La plainte a provoqué l’intervention de Lubomír Zaorálek, le ministre tchèque de la culture, qui a accusé la réalisatrice de ne pas faire preuve d’empathie envers les survivants et lui a dit de démissionner sous peine d’être limogée.

Lehmannová – qui a choisi de démissionner, incitant 10 autres membres du conseil d’administration à démissionner en soutien – reste sans excuse. « La critique était que je n’ai pas dit que cela ne s’était jamais produit », a-t-elle déclaré à the Observer. « Ils savent que l’histoire est vraie, mais le problème est que le récit de Lidice n’est plus aussi clair qu’ils le souhaitent. Cela gâche le statut de victime pure.

« Il y a beaucoup d’histoires de la seconde guerre mondiale qui décrivent des choses très compliquées. Mais nous sommes maintenant au 21e siècle et nous ne pouvons pas choisir des informations du passé. Nous ne pouvons pas dire que telle ou telle histoire est gênante par rapport à ce que nous savions auparavant. »

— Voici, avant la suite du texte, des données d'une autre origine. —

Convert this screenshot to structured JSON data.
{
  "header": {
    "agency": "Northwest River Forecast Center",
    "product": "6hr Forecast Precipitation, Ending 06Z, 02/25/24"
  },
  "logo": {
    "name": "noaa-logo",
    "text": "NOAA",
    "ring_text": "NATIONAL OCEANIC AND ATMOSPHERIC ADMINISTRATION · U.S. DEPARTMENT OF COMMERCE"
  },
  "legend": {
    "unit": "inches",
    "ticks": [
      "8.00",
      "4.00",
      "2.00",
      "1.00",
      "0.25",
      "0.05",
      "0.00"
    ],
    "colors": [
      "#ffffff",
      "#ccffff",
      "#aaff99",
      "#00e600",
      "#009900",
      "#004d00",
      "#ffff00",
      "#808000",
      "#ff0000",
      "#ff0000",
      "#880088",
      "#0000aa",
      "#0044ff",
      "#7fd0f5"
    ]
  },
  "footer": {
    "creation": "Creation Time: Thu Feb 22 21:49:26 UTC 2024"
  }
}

Elle a été remplacée par Eduard Stehlík, historien militaire et ancien officier de l’armée qui a écrit deux livres sur Lidice. Il a mis en doute les recherches de Kyncl et a déclaré que Lidice avait été « cloué au pilori ».

Kyncl, membre de l’académie tchèque des sciences, a insisté sur le fait que son récit de l’arrestation de Mikešová était exact et a exprimé son soutien à Lehmannová. « J’ai les documents officiels originaux qui ont été approuvés et vérifiés par ses supérieurs de gendarmerie », a-t-il déclaré.  » Je n’ai aucun doute sur l’authenticité.

 » Martina Lehmannová n’a fait que remplir son devoir. L’affaire politique a servi à restituer l’interprétation de l’histoire dans l’esprit de l’ancien régime communiste « , a-t-il déclaré.

• Cet article a été modifié le 16 mars 2020 parce qu’une version antérieure faisait incorrectement référence à Heydrich mourant de « blessures par balle ».